Higgins stopped pacing and glared at her for a moment, then continued his walking waltz around the room. To busy herself Eliza began picking up the shards of porcelain that still remained in the floor.
"For your information, sir, I never mentioned marriage. That was entirely your doing." She pointed out with a smile in her voice
He watched her delicately pick up the mess and he began to feel uneasy. He was compelled to tell her how he was feeling; that he was confused, how he both missed her and dreaded the inconvenience of having her in his life, how he couldn't find anything around the house without her. But something stopped him. It was the same emotion that prevented him from running to her the day she had returned to Wimpole Street. He expected she was already well aware of all these things as she seemed to know him better than anyone.

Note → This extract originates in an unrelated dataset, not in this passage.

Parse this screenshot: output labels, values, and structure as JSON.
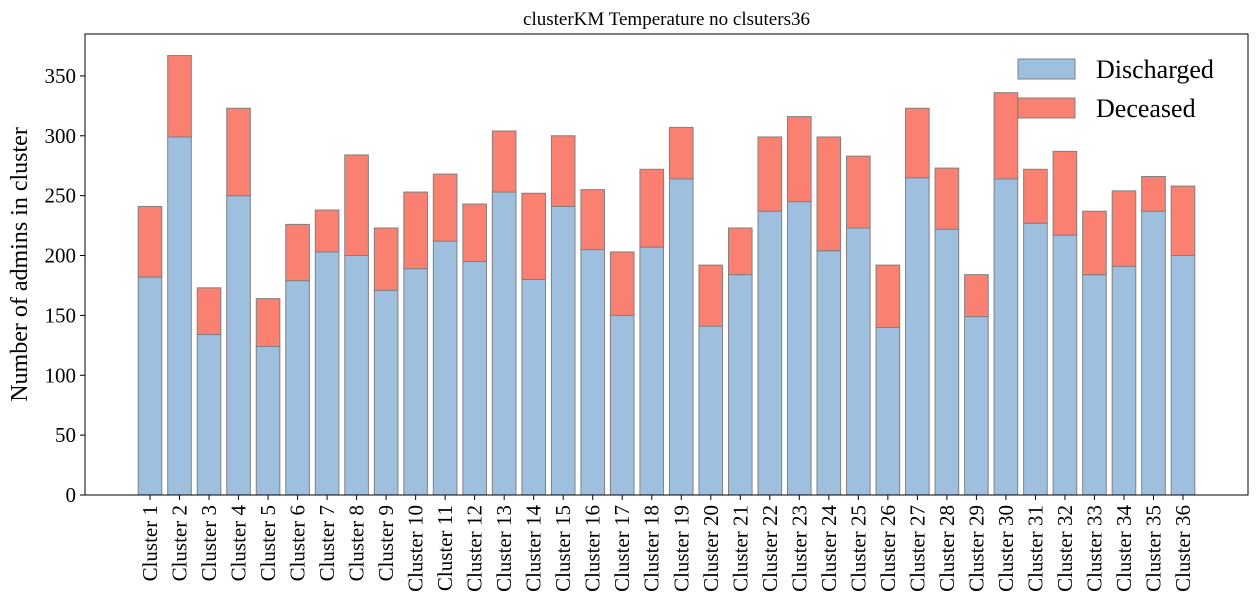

Henry Higgins never made of spectacle of himself for any woman.
"Well then, I don't see any way around it then."
Eliza stopped. "Around what?"
"Marriage." He replied.
She dropped all the porcelain she had progressed in picking up. "Don't you tease me."
"Oh Tosh! I don't tease. I hate that word. It's vulgar and crude."

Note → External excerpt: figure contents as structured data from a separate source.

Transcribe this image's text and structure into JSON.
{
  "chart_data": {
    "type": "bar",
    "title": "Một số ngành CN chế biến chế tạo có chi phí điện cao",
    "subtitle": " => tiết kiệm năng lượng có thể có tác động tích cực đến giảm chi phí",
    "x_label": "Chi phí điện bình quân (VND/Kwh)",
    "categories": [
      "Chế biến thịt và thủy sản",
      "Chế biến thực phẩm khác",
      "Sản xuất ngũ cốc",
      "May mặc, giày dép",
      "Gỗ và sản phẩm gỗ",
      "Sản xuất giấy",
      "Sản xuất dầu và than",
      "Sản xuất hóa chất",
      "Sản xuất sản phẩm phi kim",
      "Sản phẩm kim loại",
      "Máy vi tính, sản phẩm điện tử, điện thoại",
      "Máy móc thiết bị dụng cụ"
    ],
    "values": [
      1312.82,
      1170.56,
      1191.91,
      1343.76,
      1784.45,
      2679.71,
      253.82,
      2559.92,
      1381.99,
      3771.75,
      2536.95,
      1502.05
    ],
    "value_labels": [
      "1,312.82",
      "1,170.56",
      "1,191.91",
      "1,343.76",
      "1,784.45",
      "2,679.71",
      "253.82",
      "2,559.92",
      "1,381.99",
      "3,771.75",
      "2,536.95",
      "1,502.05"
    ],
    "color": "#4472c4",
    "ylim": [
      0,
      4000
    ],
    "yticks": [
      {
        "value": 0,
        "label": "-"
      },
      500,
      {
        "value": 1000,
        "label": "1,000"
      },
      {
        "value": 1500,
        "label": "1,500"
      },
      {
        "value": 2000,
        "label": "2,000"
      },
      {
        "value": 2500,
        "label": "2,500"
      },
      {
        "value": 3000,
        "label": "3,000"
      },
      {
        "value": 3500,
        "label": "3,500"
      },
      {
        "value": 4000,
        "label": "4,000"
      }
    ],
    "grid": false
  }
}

She cautiously walked towards him.
He continued, "I suppose I'm saying we must get married"
"I can't marry you!"
"And why not?" he asked, almost insulted
"Because…." But she found herself unable to give him a reason.
"I…."
"Yes?" she whispered
"I need you." His pride took a massive blow, but he spoke the truth, finally saying what he had known somehow all along.

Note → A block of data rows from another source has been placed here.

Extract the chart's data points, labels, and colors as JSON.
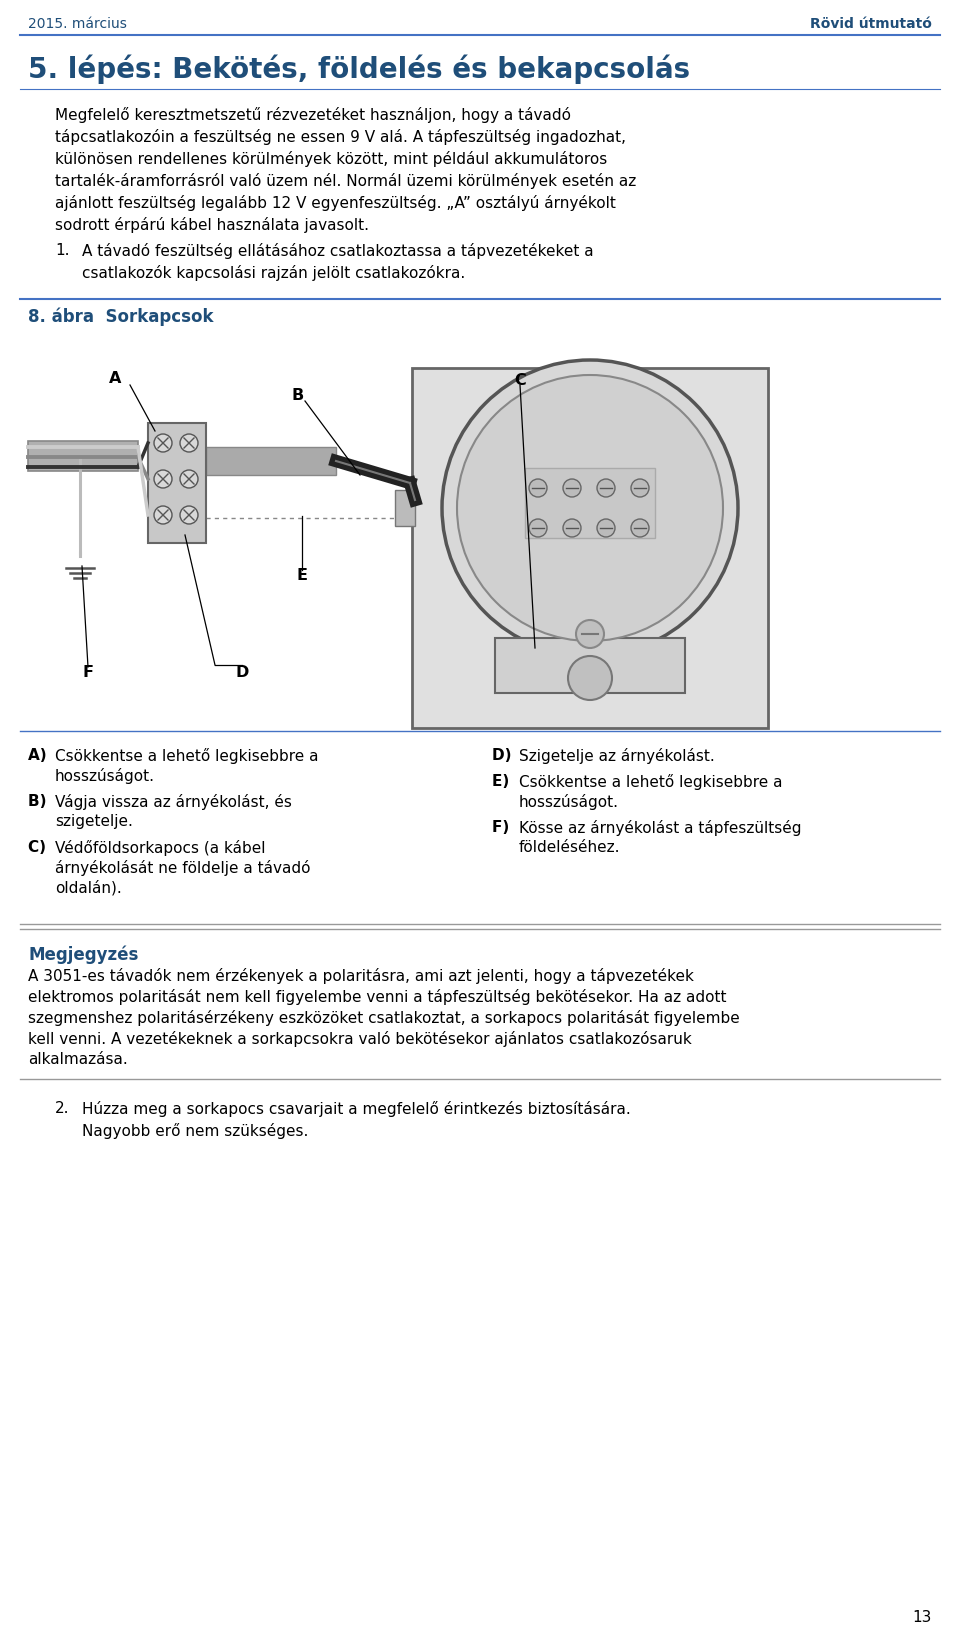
{
  "bg_color": "#ffffff",
  "header_left": "2015. március",
  "header_right": "Rövid útmutató",
  "header_color": "#1f4e79",
  "header_line_color": "#4472c4",
  "title": "5. lépés: Bekötés, földelés és bekapcsolás",
  "title_color": "#1f4e79",
  "body_lines": [
    "Megfelelő keresztmetszetű rézvezetéket használjon, hogy a távadó",
    "tápcsatlakozóin a feszültség ne essen 9 V alá. A tápfeszültség ingadozhat,",
    "különösen rendellenes körülmények között, mint például akkumulátoros",
    "tartalék-áramforrásról való üzem nél. Normál üzemi körülmények esetén az",
    "ajánlott feszültség legalább 12 V egyenfeszültség. „A” osztályú árnyékolt",
    "sodrott érpárú kábel használata javasolt."
  ],
  "list1_a": "A távadó feszültség ellátásához csatlakoztassa a tápvezetékeket a",
  "list1_b": "csatlakozók kapcsolási rajzán jelölt csatlakozókra.",
  "figure_title": "8. ábra  Sorkapcsok",
  "figure_title_color": "#1f4e79",
  "figure_section_line_color": "#4472c4",
  "cap_left": [
    [
      "A) ",
      "Csökkentse a lehető legkisebbre a",
      "hosszúságot."
    ],
    [
      "B) ",
      "Vágja vissza az árnyékolást, és",
      "szigetelje."
    ],
    [
      "C) ",
      "Védőföldsorkapocs (a kábel",
      "árnyékolását ne földelje a távadó",
      "oldalán)."
    ]
  ],
  "cap_right": [
    [
      "D) ",
      "Szigetelje az árnyékolást."
    ],
    [
      "E) ",
      "Csökkentse a lehető legkisebbre a",
      "hosszúságot."
    ],
    [
      "F) ",
      "Kösse az árnyékolást a tápfeszültség",
      "földeléséhez."
    ]
  ],
  "note_title": "Megjegyzés",
  "note_title_color": "#1f4e79",
  "note_lines": [
    "A 3051-es távadók nem érzékenyek a polaritásra, ami azt jelenti, hogy a tápvezetékek",
    "elektromos polaritását nem kell figyelembe venni a tápfeszültség bekötésekor. Ha az adott",
    "szegmenshez polaritásérzékeny eszközöket csatlakoztat, a sorkapocs polaritását figyelembe",
    "kell venni. A vezetékeknek a sorkapcsokra való bekötésekor ajánlatos csatlakozósaruk",
    "alkalmazása."
  ],
  "list2_a": "Húzza meg a sorkapocs csavarjait a megfelelő érintkezés biztosítására.",
  "list2_b": "Nagyobb erő nem szükséges.",
  "page_number": "13",
  "text_color": "#000000",
  "line_color_sep": "#999999",
  "line_color_fig": "#4472c4"
}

Eliza exhaled and took his hand.
"So you'll come home and help me? I have a visiting dignitary scheduled at my house in less than 5 hours and no clue where to find my dialect notebook. I can't remember the last time I used it."
Eliza smiled and he looked stunned as she placed her hand inside the side pocket of his coat. Within a second she pulled out the brown leather notebook to which he referred.
"How did you…"
"It's where you placed it the night we met, right after you had taken down my words."
Higgins quickly opened the book and ascertained from his scribbles in Bell's visible speech the very conversation to which she referred. He scanned it, and then looked upon her tender face smiling up at him. He started to feel some sort of emotion show on his face and he attempted to cover it quickly. But Eliza saw it in his eyes as he masked it with annoyance.
"I can't believe such foul utterances came from such fine lips."
Those fine lips curved into a smile and he relented, pulling her close to him and allowing himself to place his arms around her small frame. Sunlight filled the room as day began to break. Had either of them looked up, they would have noticed Mrs. Higgins standing in the doorway, hands clasped together and her mouth in a broad smile. She had swung by in that second to make sure everything was in order, and had stumbled upon this rare moment of tenderness from her son. The irony was very clear, and she was sure in his literary expertise Henry could have appreciated it; He had turned Eliza into a princess, but Eliza in turn had turned him into a prince. Well, as much as a prince as he would ever be anyhow. She turned around quickly, leaving the two young lovers in their sweet embrace.